Induktionschemotherapien finden beim OPSCC keine Anwendung, mit Ausnahme der Larynx- und Nasennebenhöhlentumore. Postoperative adjuvante Therapien reduzieren jedoch nachweislich Lokalrezidive um 10-17% und verbessern das Überleben. Die Indikation hierfür sind Lymphknotenmetastasen mit extrakapsulärem Wachstum oder R1-Tumore [5]. Als Therapeutikum wird meist Cisplatin verwendet. Es konnte für HPV-assoziierten OPSCCs allerdings kein linearer Zusammenhang zwischen Cisplatin-Dosis und Überlebensrate festgestellt. Jedoch sollten nicht weniger als 200mg/m^2 Cisplatin verabreicht werden, da dies einen negativen Effekt auf Gesamtüberleben habe [6].
In der Erprobung sind nun auch neue Medikamente.
Cetuximab als EGFR-AK in Kombination mit einer Platin-basierte Radiochemo wurde dabei getstet [1]. Diese Therapie scheint jedoch mehr Nach- als Vorteile zu bringen [5].
Auch PD-1/PD-L1-Inhibitoren wurden getestet, wobei jedoch kein signifikanter Unterschied bezüglich des HPV-Status feststellbar war [1]. Nun ist die Zulassung als Monotherapie bei Progression während oder nach einer platinbasierten Therapie erfolgt [5].
Zusammenfassend kann man sagen, dass eine rein chirurgische Intervention bei HPV-assoziierten Tumoren im Stadium 1 (T1-2) gleichwertig zur Kombinationstherapie ist. Das Gesamtüberleben nach 4 Jahren liegt nach einer rein chirurgischen Intervention bei 93%, nach zusätzlicher Radiochemotherapie ebenfalls bei 93% und nach zusätzlicher adjuvanter Chemotherapie bei 95,6%. Es besteht somit kein signifikanter Unterschied.

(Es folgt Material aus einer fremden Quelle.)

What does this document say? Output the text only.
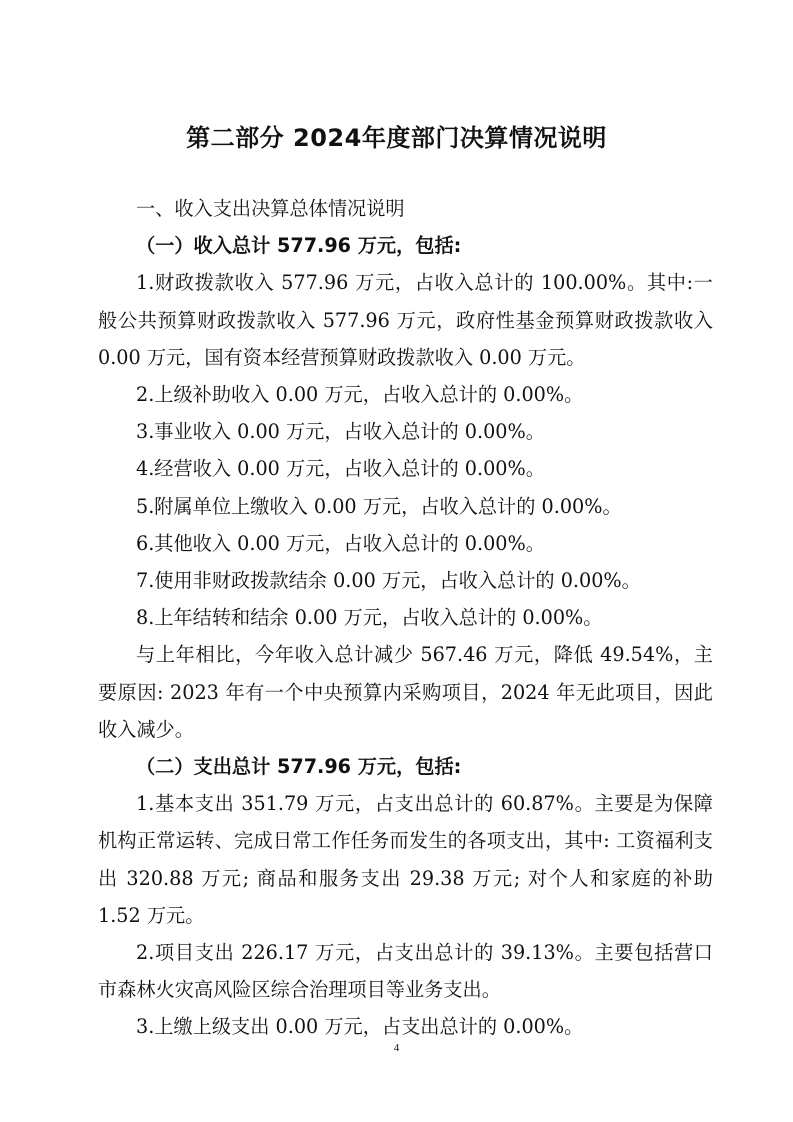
第二部分 2024年度部门决算情况说明

一、收入支出决算总体情况说明

（一）收入总计 577.96 万元，包括:

1.财政拨款收入 577.96 万元，占收入总计的 100.00%。其中:一般公共预算财政拨款收入 577.96 万元，政府性基金预算财政拨款收入 0.00 万元，国有资本经营预算财政拨款收入 0.00 万元。

2.上级补助收入 0.00 万元，占收入总计的 0.00%。

3.事业收入 0.00 万元，占收入总计的 0.00%。

4.经营收入 0.00 万元，占收入总计的 0.00%。

5.附属单位上缴收入 0.00 万元，占收入总计的 0.00%。

6.其他收入 0.00 万元，占收入总计的 0.00%。

7.使用非财政拨款结余 0.00 万元，占收入总计的 0.00%。

8.上年结转和结余 0.00 万元，占收入总计的 0.00%。

与上年相比，今年收入总计减少 567.46 万元，降低 49.54%，主要原因: 2023 年有一个中央预算内采购项目，2024 年无此项目，因此收入减少。

（二）支出总计 577.96 万元，包括:

1.基本支出 351.79 万元，占支出总计的 60.87%。主要是为保障机构正常运转、完成日常工作任务而发生的各项支出，其中: 工资福利支出 320.88 万元; 商品和服务支出 29.38 万元; 对个人和家庭的补助 1.52 万元。

2.项目支出 226.17 万元，占支出总计的 39.13%。主要包括营口市森林火灾高风险区综合治理项目等业务支出。

3.上缴上级支出 0.00 万元，占支出总计的 0.00%。

4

Bei zunahme der Risikopunkte kommt es zu einem Absinken der Überlebensrate um etwa 5% [6].
Quellen:
[1] Wagner S, Reder H, Sharma SJ, Würdemann N, Wittekindt C, Klußmann JP. Das HPV-getriebene Oropharynxkarzinom – Inzidenz, Trends, Diagnose und Therapie. Der Urologe December 2018, Volume 57, Issue 12. Springer Medizin Verlag GmbH
[6] Tribius S, Würdemann N, Laban S, Sharma SJ, Wagner S, Hoffmann TK, Wittekindt C, Klussmann JP. Update zu HPV-assoziierten Kopf-Hals-Karzinomen – Highlights der ASCO-Jahrestagung 2018. HNO December 2018, Volume 66, Issue 12.
[7] Schroeder L1, Wichmann G2, Willner M2, Michel A1, Wiesenfarth M3, Flechtenmacher C4, Gradistanac T5, Pawlita M1, Dietz A2, Waterboer T1, Holzinger D1. Antibodies against human papillomaviruses as diagnostic and prognostic biomarker in patients with neck squamous cell carcinoma from unknown primary tumor. Int J Cancer. 2018 Apr 1;142(7):1361-1368.